Because the thing we are thinking of is, you see, made of thought. Don’t get me wrong there is a job, a boss, a sports match but they cannot exist in my life independently of my thoughts. I am creating it all, bringing everything to life and into my reality, in a certain form, from moment to moment. Whether it exists for me or not in the moment, what significance or meaning I create depends entirely on my thinking.
So if I am angry at my boss, it is because I am having angry thoughts in the moment and my mind projects them onto an easy target for me. My boss. Why not?
And I put my energy into trying to appease this boss or creeping around or getting cross or bitching by the coffee machine. And nothing changes because this thought of a boss who can make me angry is being kept alive and well in my head by a total misunderstanding about what is real.
So to come back to the title of this blog, what exactly are we accepting in our lives forever? Not the thing that we’re thinking of. Because that’s made of thought. There is nothing there beyond my thinking in the moment.
What we are accepting is the universal principle of thought coming through us, animating our lives, creating our reality.
And we can accept that because we have been given the super power of consciousness. Consciousness animates our thoughts, bringing them alive in full technicolour making them seem unquestionably real AND it gives us the ability to question that reality until it disappears into the thin air from which it came.
The day it is no longer true is the day we die, the day when consciousness, intelligence and thought leave the human form they have temporarily taken.
Sydney Banks, the man who first recognised that our experience could be described so simply and truthfully said ‘There are no components to thought. Thought is a divine power. It is an element that can never be broken into smaller segments. It is we human beings that use Thought to produce such things as our feelings, moods and our overall perceptions of life’.
There is never a moment when I am not living in the potential for an angry thought that seems to be about my boss or a fearful thought that seems to be about my future or an insecure thought that seems to be about myself. I have zero control over what comes into my head.

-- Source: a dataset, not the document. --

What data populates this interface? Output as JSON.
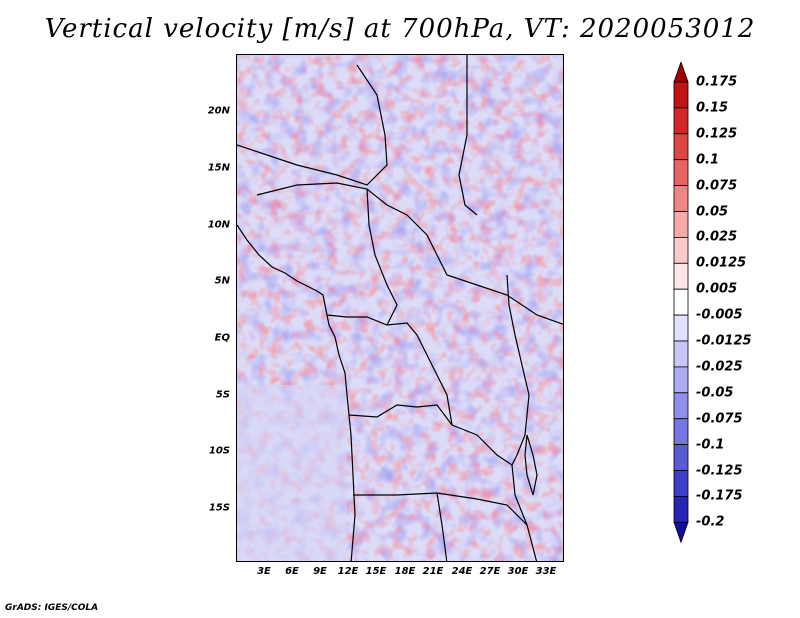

So there is always that possibility.
I have to live with the possibility that at any moment I could find myself thinking anything. That is a principle of human life. Forever.
(and this is an enormous, life altering, everything transforming ‘but’)
How about if I don’t care…?
How about if I get to a place of clarity and understanding in which I literally could not care one jot what murderous, sexist, racist, homophobic, terrified, evil, agist, victimised, lecherous, suicidal, anxious, depressed, insecure, nihilistic thoughts come into my head. (With thanks to Dr Bill Pettit for that sentence. If a world-renowned psychiatrist can think anything I sure as hell can too.)
The reason I would not care is because I know they are just thoughts.
They have no more significance or relevance to me than clouds do to the sun.
Now that is freedom.
In that acceptance that the principle of Thought is in our life forever all those imaginary demons, those made-of-thought mirages of self and other and circumstance, those desires to fix myself into a state of feeling or mental toughness lose all power. Why would we waste our time fighting our thoughts when we know it is in their nature to come and go?
The storm can still rage across the landscape of my mind, there is no need for me whatsoever to change anything about that storm.
And while it rages, I will simply be still, quiet, curious, listening in to a fresh idea or an insight or guided by what simply makes sense.
And then (but you know this already) everything…. changes.